She gives legal advice to companies that do business in the UK.’
A pause followed, and Robert sensed small talk was over. Balthazar said at last, ‘I had an interesting meeting yesterday with a colleague of yours.’
‘Really?’ Mentally, Robert surveyed the list of candidates. Dorothy seemed the only possibility, but what would Balthazar be doing talking with her? Did he want to take her off his hands? A happy thought.
‘Well, maybe not a colleague. It was Bud Carlson.’
‘Our football coach?’ It seemed preposterous, the socially ambitious New York agent breaking bread with a man who ran gladiators – that was how Robert viewed American football, with its padded behemoths knocking each other around. His mind whirred as he considered new possibilities. ‘Where was this?’ he said, trying to sound casual.
‘Here in my office,’ said Balthazar. Robert could picture the agent in his midtown room, leaning back in his padded leather chair, his handmade shoes propped on his desk, looking out at his splendid view of the Chrysler Building.
‘What was he doing in New York?’
‘He’s almost finished his memoirs.’
‘Good. We can schedule them then. You must know they’re contracted to us.’ It was the one big trade book they had in the forward list.
Balthazar said nothing, and Robert emitted a small groan. ‘Don’t tell me. He wants you to represent him – and renegotiate his contract.’
Balthazar coughed politely. Robert supposed there was no point being an agent if you embarrassed easily.
‘Well . . .’ said Balthazar.
‘Spare me the palaver. How much?’
Balthazar hesitated, as if pained by Robert’s bluntness. ‘I’m not sure money is the problem.’
Any uncertainty about this call was gone. Suddenly irritated, Robert said, ‘You’re telling me he doesn’t want to renegotiate? What does he want then? Another publisher?’
There, it was out in the open now; he had done Balthazar’s work for him.
‘Look, Robert, nothing’s set in stone. Why don’t we set a time now to talk in a couple of weeks? Then I’ll know how Carlson wants to proceed. I don’t want you to think I went looking for this.’

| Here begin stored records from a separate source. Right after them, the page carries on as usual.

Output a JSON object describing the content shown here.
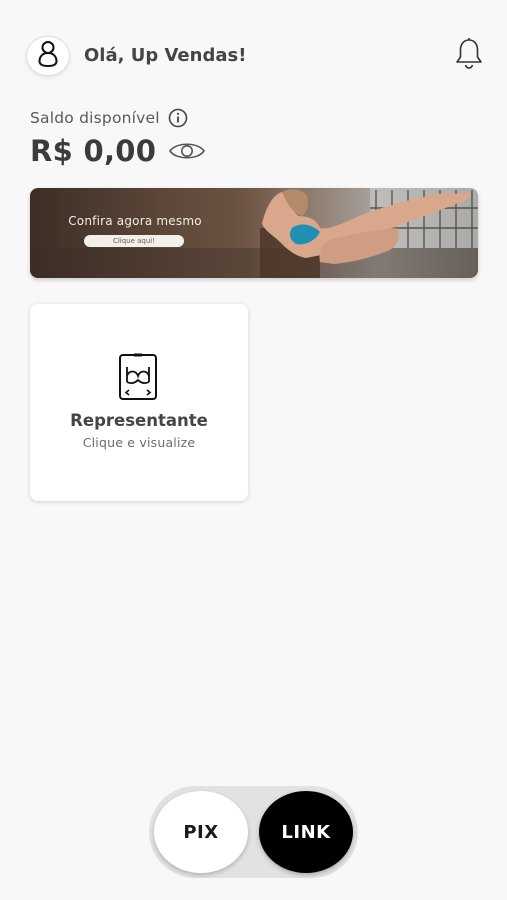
{
  "header": {
    "greeting": "Olá, Up Vendas!",
    "avatar_icon": "user-icon",
    "notification_icon": "bell-icon"
  },
  "balance": {
    "label": "Saldo disponível",
    "info_icon": "info-icon",
    "value": "R$ 0,00",
    "visibility_icon": "eye-icon"
  },
  "banner": {
    "title": "Confira agora mesmo",
    "cta": "Clique aqui!"
  },
  "cards": [
    {
      "title": "Representante",
      "subtitle": "Clique e visualize",
      "icon": "lingerie-catalog-icon"
    }
  ],
  "payment_toggle": {
    "options": [
      "PIX",
      "LINK"
    ],
    "selected": "LINK"
  },
  "colors": {
    "background": "#f8f8f8",
    "text": "#3a3a3a",
    "toggle_active": "#000000",
    "toggle_inactive": "#ffffff",
    "toggle_track": "#e2e2e2"
  }
}
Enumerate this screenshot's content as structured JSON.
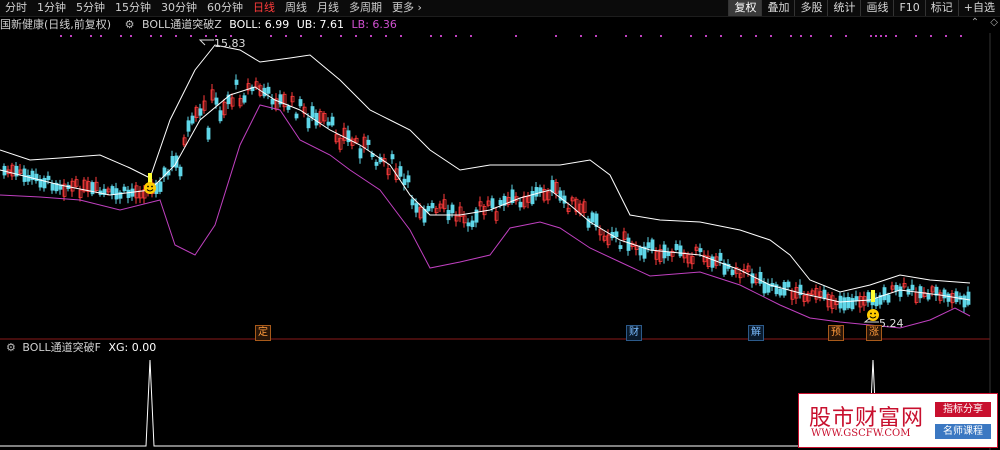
{
  "toolbar": {
    "timeframes": [
      "分时",
      "1分钟",
      "5分钟",
      "15分钟",
      "30分钟",
      "60分钟",
      "日线",
      "周线",
      "月线",
      "多周期",
      "更多"
    ],
    "active_timeframe": "日线",
    "tools": [
      "复权",
      "叠加",
      "多股",
      "统计",
      "画线",
      "F10",
      "标记",
      "+自选"
    ],
    "active_tool": "复权"
  },
  "title": {
    "stock_name": "国新健康(日线,前复权)",
    "indicator": "BOLL通道突破Z",
    "boll": "BOLL: 6.99",
    "ub": "UB: 7.61",
    "lb": "LB: 6.36"
  },
  "lower": {
    "indicator": "BOLL通道突破F",
    "xg": "XG: 0.00"
  },
  "annotations": {
    "high_price": "15.83",
    "low_price": "5.24"
  },
  "events": [
    {
      "label": "定",
      "color": "orange"
    },
    {
      "label": "财",
      "color": "blue"
    },
    {
      "label": "解",
      "color": "blue"
    },
    {
      "label": "预",
      "color": "orange"
    },
    {
      "label": "涨",
      "color": "orange"
    }
  ],
  "watermark": {
    "name": "股市财富网",
    "url": "WWW.GSCFW.COM",
    "tag1": "指标分享",
    "tag2": "名师课程"
  },
  "colors": {
    "up": "#ff3b3b",
    "down": "#5fd6e8",
    "boll": "#ffffff",
    "lb": "#c040c0",
    "signal": "#ffff33"
  }
}
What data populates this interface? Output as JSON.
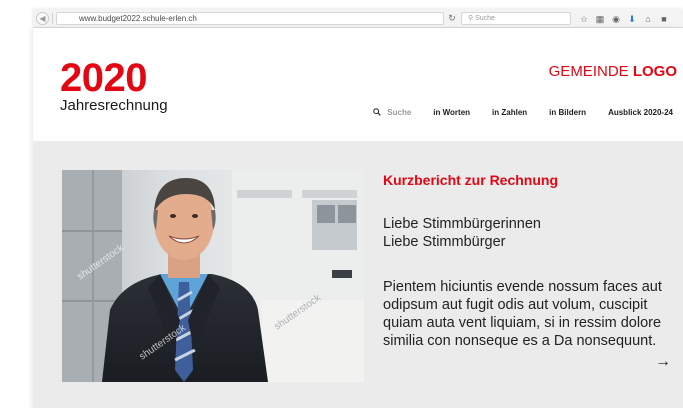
{
  "browser": {
    "url": "www.budget2022.schule-erlen.ch",
    "search_placeholder": "Suche"
  },
  "header": {
    "year": "2020",
    "subtitle": "Jahresrechnung",
    "logo_prefix": "GEMEINDE ",
    "logo_bold": "LOGO"
  },
  "nav": {
    "search_label": "Suche",
    "items": [
      "in Worten",
      "in Zahlen",
      "in Bildern",
      "Ausblick 2020-24"
    ]
  },
  "article": {
    "title": "Kurzbericht zur Rechnung",
    "greeting_1": "Liebe Stimmbürgerinnen",
    "greeting_2": "Liebe Stimmbürger",
    "body": "Pientem hiciuntis evende nossum faces aut odipsum aut fugit odis aut volum, cuscipit quiam auta vent liquiam, si in ressim dolore similia con nonseque es a Da nonsequunt.",
    "more_arrow": "→"
  },
  "photo": {
    "watermark": "shutterstock"
  },
  "colors": {
    "accent": "#e30613",
    "band": "#ebebeb"
  }
}
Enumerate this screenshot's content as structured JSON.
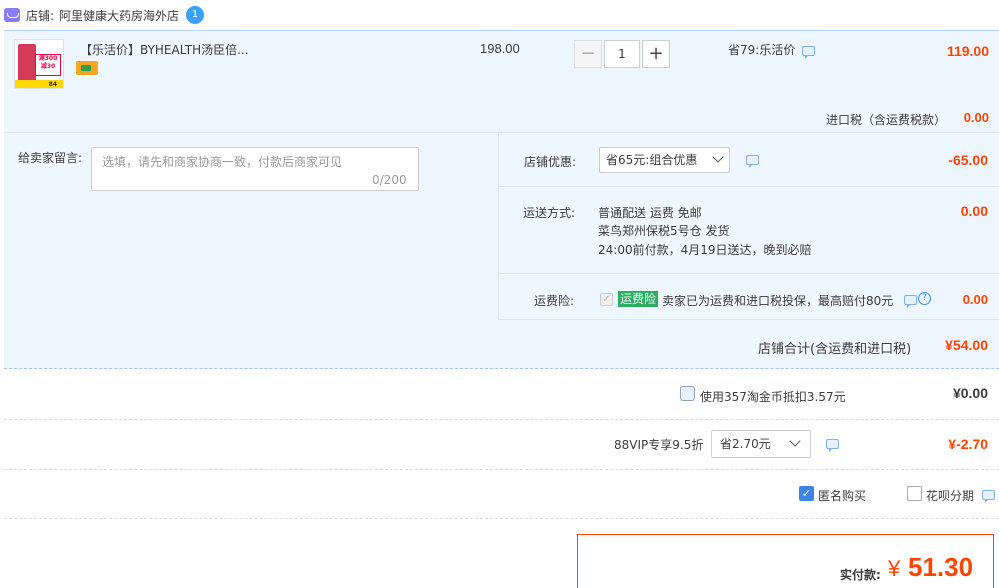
{
  "shop": {
    "label": "店铺:",
    "name": "阿里健康大药房海外店",
    "wang_text": "1"
  },
  "item": {
    "thumb_lines": [
      "满300",
      "减30"
    ],
    "thumb_badge": "84",
    "title": "【乐活价】BYHEALTH汤臣倍...",
    "price": "198.00",
    "quantity": "1",
    "minus": "−",
    "plus": "+",
    "promo": "省79:乐活价",
    "subtotal": "119.00",
    "tax_label": "进口税（含运费税款）",
    "tax_value": "0.00"
  },
  "message": {
    "label": "给卖家留言:",
    "placeholder": "选填，请先和商家协商一致，付款后商家可见",
    "count": "0/200"
  },
  "discount": {
    "label": "店铺优惠:",
    "selected": "省65元:组合优惠",
    "value": "-65.00"
  },
  "shipping": {
    "label": "运送方式:",
    "line1": "普通配送 运费 免邮",
    "line2": "菜鸟郑州保税5号仓   发货",
    "line3": "24:00前付款，4月19日送达，晚到必赔",
    "value": "0.00"
  },
  "insurance": {
    "label": "运费险:",
    "check": "✓",
    "badge": "运费险",
    "text": "卖家已为运费和进口税投保，最高赔付80元",
    "help": "?",
    "value": "0.00"
  },
  "shop_total": {
    "label": "店铺合计(含运费和进口税)",
    "value": "¥54.00"
  },
  "coin": {
    "label": "使用357淘金币抵扣3.57元",
    "value": "¥0.00"
  },
  "vip": {
    "label": "88VIP专享9.5折",
    "selected": "省2.70元",
    "value": "¥-2.70"
  },
  "options": {
    "anon_check": "✓",
    "anon_label": "匿名购买",
    "huabei_label": "花呗分期"
  },
  "payment": {
    "label": "实付款:",
    "yen": "¥",
    "value": "51.30"
  },
  "colors": {
    "accent": "#ff4400",
    "panel_bg": "#eef6ff",
    "badge_green": "#2aae60",
    "checkbox_blue": "#3d84e6"
  }
}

No, thought Robert, but you didn’t send him away either. Not that he could really blame Balthazar. As he waited while Balthazar consulted his busy diary, Robert thought wryly, Some sinecure.
He was disconcerted by the call. Balthazar was precisely the prosperous face of the trade publishing Robert no longer had a role in – indeed he’d been delighted to escape. But he didn’t like being patronised by a big shot from New York and he bristled in time-honoured fashion at the designation of Chicago as the Second City. He had thought that New York’s own sense of self-importance had diminished; not in the book business, it seemed.
Robert had only met Carlson once, at a reception given in the president of the university’s house. A tall, loose-limbed man with a floppy kind of handshake. Affable, perhaps a little shy, quite unlike the stereotypical crew-cut bully, half drill-sergeant, half Nazi, who paraded through American popular culture with a policeman’s whistle around his neck. They’d talked briefly and innocuously, and then President Crullowitch, a former ambassador to Mexico, had intervened to move the coach onto a rich alumnus. There had seemed no point following up this brief encounter, since Dorothy Taylor had secured the book to begin with and said she knew the coach well. Hands off, had been her unspoken message, so Robert had gladly left her to it. Maybe he shouldn’t have.
For here was Balthazar the Beast, as he was known in his press profiles, poaching the one big trade book he had – about of all things an American football coach. Robert had known baseball books could do well, but then it was in Robert’s view a subtler, more graceful game, which appealed as much to intellectuals and statisticians as it did to jocks. Football seemed leaden by comparison.